In a paper published in the New England Journal of Medicine this month, for example, an international team shared findings from the ALEX trial, a phase 3, randomized, open label trial for advanced but untreated non-small cell lung cancer (NSCLC) cases involving ALK gene rearrangements. The trial compared the effectiveness of the ALK-inhibiting drug crizotinib to an ALK tyrosine kinase inhibitor called alectinib that appears to be effective against resistance mutations associated with crizotinib treatment.
At the ASCO meeting, the ALEX trial team presented data for progression-free survival that exceeded 25 months, on average, in the alectinib-treated group compared to just over 10 months in individuals who were treated with crizotinib.
Such results hint that alectinib may prevent some mechanisms of heterogeneity and resistance, noted Neal, who was not involved in the trial. Unfortunately, though, "in a given patient's tumors, there may be more than one of those mechanisms of resistance cropping up at once," he added, making it difficult to generalize resistance-related mutation consequences across patients and cancer types.
"This heterogeneity question really needs to be assessed on a patient-by-patient level," Neal said. "It's the next level of personalized therapy."
Though there's still a ways to go, experts suspect there will be benefit in approaching cancer from an evolutionary point of view, tracking tumor changes with approaches such as sequencing consecutive biopsies or analyzing circulating tumor DNA.
The latter is appealing since liquid biopsies — which can be collected more frequently and less invasively — are also expected to represent a greater proportion of total tumor mutations than any single biopsy, El-Deiry said.
If ctDNA samples are collected intermittently, Neal said, they could provide an opportunity for finding resistance mechanisms and planning a potential treatment strategy before a tumor reappears by standard imaging.
While liquid biopsies "might provide a more holistic view of the mutational load and the heterogeneity of the mutational landscape in an individual," though, he cautioned that "there's almost no way to prove that hypothesis without simultaneously obtaining blood and a tissue biopsy from every identifiable tumor site in a person's body."

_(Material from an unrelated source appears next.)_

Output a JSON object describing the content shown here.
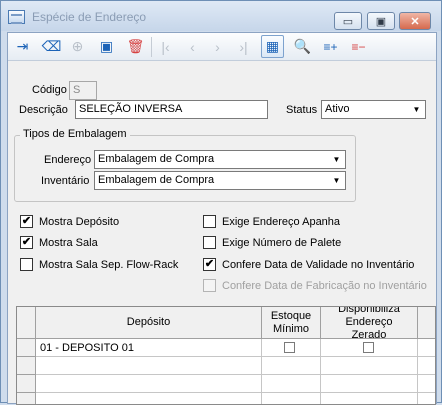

Alternatively, some clinicians are attempting to use biopsies to profile genetic patterns in tumors found in a patient after an initial response followed by resistance, though there are limits to the feasibility and desirability of doing biopsies over and over in the same individual.
"There's only so many times you can stick a large needle into someone's vital organs and get away with it," Schilsky said.
Whatever the method used to track tumor dynamics, experts agreed that tumor heterogeneity, clonality, and related resistance mechanisms warrant further attention by those hunting for more widespread and long-lasting cancer therapies.